A Theo parve che davanti gli si aprisse un buco nero, vuoto e misterioso. Il cuore che batteva forte, il sospetto che aveva cercato di soffocare ora si trasformava in qualcosa di orribile. Cercò gli occhi di Selena. “Troppo presto?”
“Sì.” Inspirò a fondo e lo guardò. “Ho molte cose a cui pensare. Sono confusa e arrabbiata, Dio, così arrabbiata e…. io vorrei che fosse tutto a posto ma poi ci ripenso e davanti non ho che il ricordo di te, quella notte. Parevi volare tra gli zombie, uccidendoli come un guerriero preso dalla foga della battaglia. Non riesco a togliermi dalla testa quelle immagini… quella violenza, quella carneficina. Continuo a sognarle e ad avere gli incubi.”
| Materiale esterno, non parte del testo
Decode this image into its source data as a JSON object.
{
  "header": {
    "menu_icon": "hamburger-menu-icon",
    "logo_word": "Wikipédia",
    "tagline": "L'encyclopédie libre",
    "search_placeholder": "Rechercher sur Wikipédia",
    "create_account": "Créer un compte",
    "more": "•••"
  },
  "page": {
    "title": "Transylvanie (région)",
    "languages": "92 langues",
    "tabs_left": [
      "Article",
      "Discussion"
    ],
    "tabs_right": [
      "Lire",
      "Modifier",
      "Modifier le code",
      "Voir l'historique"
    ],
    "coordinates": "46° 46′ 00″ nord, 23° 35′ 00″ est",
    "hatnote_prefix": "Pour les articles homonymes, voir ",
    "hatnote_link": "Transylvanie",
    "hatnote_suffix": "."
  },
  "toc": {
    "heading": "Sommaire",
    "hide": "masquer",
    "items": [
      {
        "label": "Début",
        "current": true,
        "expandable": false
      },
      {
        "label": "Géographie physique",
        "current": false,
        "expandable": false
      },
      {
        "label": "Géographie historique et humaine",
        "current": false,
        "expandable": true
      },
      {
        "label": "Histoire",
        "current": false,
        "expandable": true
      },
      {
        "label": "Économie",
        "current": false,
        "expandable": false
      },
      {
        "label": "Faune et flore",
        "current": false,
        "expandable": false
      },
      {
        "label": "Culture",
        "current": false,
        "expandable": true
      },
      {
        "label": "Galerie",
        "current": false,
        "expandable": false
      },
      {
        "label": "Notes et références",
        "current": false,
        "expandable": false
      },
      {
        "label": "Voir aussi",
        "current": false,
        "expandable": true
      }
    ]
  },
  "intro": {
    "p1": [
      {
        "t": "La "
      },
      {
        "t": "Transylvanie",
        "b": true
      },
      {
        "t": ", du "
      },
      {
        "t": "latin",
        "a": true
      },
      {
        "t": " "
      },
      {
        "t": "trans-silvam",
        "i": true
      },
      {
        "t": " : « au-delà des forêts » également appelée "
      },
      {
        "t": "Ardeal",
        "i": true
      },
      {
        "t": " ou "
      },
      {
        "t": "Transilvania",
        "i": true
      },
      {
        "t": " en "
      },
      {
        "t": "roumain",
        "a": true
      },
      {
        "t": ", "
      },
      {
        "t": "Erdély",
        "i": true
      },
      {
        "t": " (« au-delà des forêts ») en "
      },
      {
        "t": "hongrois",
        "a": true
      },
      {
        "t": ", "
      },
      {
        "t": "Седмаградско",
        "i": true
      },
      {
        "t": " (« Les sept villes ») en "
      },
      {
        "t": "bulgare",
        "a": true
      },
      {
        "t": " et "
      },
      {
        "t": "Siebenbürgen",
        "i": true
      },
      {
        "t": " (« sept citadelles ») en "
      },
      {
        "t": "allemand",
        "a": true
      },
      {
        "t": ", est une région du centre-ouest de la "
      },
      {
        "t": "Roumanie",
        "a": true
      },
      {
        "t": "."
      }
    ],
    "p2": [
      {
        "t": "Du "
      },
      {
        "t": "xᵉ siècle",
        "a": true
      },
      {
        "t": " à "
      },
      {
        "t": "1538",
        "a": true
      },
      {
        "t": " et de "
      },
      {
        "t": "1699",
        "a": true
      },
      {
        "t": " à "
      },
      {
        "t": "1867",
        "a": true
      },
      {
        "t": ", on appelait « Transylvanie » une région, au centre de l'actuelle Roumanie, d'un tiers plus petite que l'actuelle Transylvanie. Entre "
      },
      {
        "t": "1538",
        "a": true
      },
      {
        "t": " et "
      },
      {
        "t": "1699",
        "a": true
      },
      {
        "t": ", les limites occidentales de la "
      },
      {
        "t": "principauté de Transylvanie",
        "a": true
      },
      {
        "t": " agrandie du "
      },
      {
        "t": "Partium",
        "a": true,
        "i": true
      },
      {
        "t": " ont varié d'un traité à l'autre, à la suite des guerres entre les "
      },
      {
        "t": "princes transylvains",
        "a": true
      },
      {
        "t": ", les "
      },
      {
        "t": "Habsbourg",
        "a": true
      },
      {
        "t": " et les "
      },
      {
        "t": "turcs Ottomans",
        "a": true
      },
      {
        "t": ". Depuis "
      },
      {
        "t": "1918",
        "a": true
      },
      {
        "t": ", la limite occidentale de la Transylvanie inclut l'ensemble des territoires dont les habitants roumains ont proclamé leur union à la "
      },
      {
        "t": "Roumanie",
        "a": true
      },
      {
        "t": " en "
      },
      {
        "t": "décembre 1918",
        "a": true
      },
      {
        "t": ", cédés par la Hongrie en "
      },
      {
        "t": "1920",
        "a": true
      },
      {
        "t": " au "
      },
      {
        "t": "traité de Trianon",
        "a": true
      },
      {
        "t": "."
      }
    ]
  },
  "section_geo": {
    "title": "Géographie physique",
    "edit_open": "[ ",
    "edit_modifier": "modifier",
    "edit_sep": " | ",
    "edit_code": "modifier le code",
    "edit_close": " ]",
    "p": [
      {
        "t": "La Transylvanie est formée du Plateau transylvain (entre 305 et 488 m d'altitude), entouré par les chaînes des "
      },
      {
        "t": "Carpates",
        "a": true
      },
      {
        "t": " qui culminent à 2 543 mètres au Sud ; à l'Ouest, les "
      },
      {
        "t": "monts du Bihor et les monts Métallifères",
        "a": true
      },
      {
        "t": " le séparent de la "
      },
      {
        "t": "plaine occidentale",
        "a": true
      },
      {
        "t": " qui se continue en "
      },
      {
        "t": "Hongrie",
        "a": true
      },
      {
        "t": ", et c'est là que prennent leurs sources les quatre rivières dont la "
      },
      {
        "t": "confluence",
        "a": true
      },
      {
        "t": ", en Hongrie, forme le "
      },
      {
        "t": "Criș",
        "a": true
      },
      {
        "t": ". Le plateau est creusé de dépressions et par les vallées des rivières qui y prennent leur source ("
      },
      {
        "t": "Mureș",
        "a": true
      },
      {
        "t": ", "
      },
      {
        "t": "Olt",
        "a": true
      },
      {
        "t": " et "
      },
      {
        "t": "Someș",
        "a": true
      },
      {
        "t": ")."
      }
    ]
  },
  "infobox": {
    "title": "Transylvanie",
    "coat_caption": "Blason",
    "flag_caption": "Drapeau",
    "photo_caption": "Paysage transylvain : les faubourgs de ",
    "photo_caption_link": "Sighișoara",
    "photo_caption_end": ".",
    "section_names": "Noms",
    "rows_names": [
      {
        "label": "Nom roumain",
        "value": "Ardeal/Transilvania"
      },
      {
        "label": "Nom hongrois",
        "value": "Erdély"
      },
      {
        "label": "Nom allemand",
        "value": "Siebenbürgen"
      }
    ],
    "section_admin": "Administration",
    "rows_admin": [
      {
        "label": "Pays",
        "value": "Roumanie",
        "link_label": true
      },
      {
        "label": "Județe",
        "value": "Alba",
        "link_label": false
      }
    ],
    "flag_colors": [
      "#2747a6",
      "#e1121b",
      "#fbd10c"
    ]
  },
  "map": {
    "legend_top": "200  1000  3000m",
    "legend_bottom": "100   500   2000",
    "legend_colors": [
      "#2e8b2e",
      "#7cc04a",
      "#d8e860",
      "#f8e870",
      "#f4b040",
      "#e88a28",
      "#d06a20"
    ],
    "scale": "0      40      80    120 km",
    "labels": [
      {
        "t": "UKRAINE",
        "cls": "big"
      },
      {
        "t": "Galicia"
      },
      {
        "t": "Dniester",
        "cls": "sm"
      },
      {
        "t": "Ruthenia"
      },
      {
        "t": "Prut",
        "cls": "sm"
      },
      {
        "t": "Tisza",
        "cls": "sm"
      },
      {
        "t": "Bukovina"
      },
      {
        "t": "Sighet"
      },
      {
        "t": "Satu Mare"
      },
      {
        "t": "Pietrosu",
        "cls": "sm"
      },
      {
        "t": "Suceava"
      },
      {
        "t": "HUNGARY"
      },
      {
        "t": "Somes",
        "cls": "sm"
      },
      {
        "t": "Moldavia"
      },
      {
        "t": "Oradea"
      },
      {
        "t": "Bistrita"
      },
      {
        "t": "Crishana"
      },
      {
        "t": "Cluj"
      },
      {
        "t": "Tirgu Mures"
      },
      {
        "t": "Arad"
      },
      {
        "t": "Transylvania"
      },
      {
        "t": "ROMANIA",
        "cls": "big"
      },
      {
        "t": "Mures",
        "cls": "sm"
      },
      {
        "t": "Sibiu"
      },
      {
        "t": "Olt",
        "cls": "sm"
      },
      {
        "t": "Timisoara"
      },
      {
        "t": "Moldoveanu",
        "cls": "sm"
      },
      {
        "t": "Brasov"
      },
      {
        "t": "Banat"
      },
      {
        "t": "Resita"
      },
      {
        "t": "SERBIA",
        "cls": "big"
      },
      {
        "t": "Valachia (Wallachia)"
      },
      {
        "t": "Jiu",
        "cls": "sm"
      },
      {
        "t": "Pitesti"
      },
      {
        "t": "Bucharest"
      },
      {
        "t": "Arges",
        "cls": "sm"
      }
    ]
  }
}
Theo fece un passo indietro, sconvolto. Quella che era sembrata una fastidiosa, minima preoccupazione divenne un pericolo concreto. Gli si gelarono le mani. “Selena, non avrei mai potuto starmene in disparte e lasciare che ti dilaniassero… all’inizio credevo ci fossi tu là in mezzo… ma non avrei lasciato che lo facessero a nessuno. Dovevo tentare di fermarli e se ricapitasse, lo rifarei di nuovo. Te lo devo dire, rispetto i tuoi tentativi di aiutarli, ma, potendo, non lascerò mai che si prendano la vita di qualcuno. Soprattutto la tua.”
Le sfuggì una lacrima che scese luccicando lungo la guancia. “Lo so, Theo e lo capisco. Il problema sono io. Ti vedo farlo, ti vedo che li annienti e sento odio e rabbia perché lo vorrei fare io. Vorrei essere io a ucciderli. Vorrei distruggere quei mostri maledetti, per quello che mi hanno portato via.” La voce pareva a metà fra la follia e la disperazione. “Voglio farlo, voglio annientarli nel modo più violento e terribile che esiste… eppure… non ci riesco. E non me la sento più nemmeno di andare là fuori per salvarli. Il solo pensiero mi fa star male. Non posso fare niente.”
Ora le lacrime sgorgavano a fiumi dai suoi occhi, e il volto, prima tranquillo, era distorto in una dura e orrenda maschera di rabbia. Era come se ci fosse qualcosa di brutto nei suoi lineamenti, qualcosa che non aveva mai visto prima. “Quindi credo sia meglio che mi prenda un po’ di tempo per tentare di fare chiarezza. Da sola.”
Theo ricevette il messaggio, forte e chiaro. Cercò di soffocare la risata amara che gli saliva alle labbra al pensiero che, per la seconda volta, si era innamorato perdutamente di una donna e, per la seconda volta, veniva messo da parte per motivi insondabili, che non avevano a che fare con lui.
La bocca si mosse prima che si rendesse conto di cosa stava per dire, ma il cervello si attivò subito. “Ottimo, perché è proprio di questo che ti volevo parlare. Io e Lou stiamo per partire. Forse già domani. Abbiamo delle cose da controllare e non so bene quando torneremo. Volevo solo che lo sapessi.”
I loro sguardi si incrociarono e Theo rimase sconvolto da quanto quelli di Selena fossero vuoti. “Grazie di avermi avvertito.” Fece per voltarsi e tornare in casa, quando si soffermò. “Tornerai?”
Theo soffocò uno sbuffo derisorio. Il dolore iniziava appena a superare lo stordimento. “Sì. Sono sicuro che prima o poi ripasseremo di qui. Non so quando, però.” Fece di tutto per mantenere un tono calmo e neutro.
Lei si irrigidì, poi fece cenno di sì col capo. “Abbi cura di te, Theo.”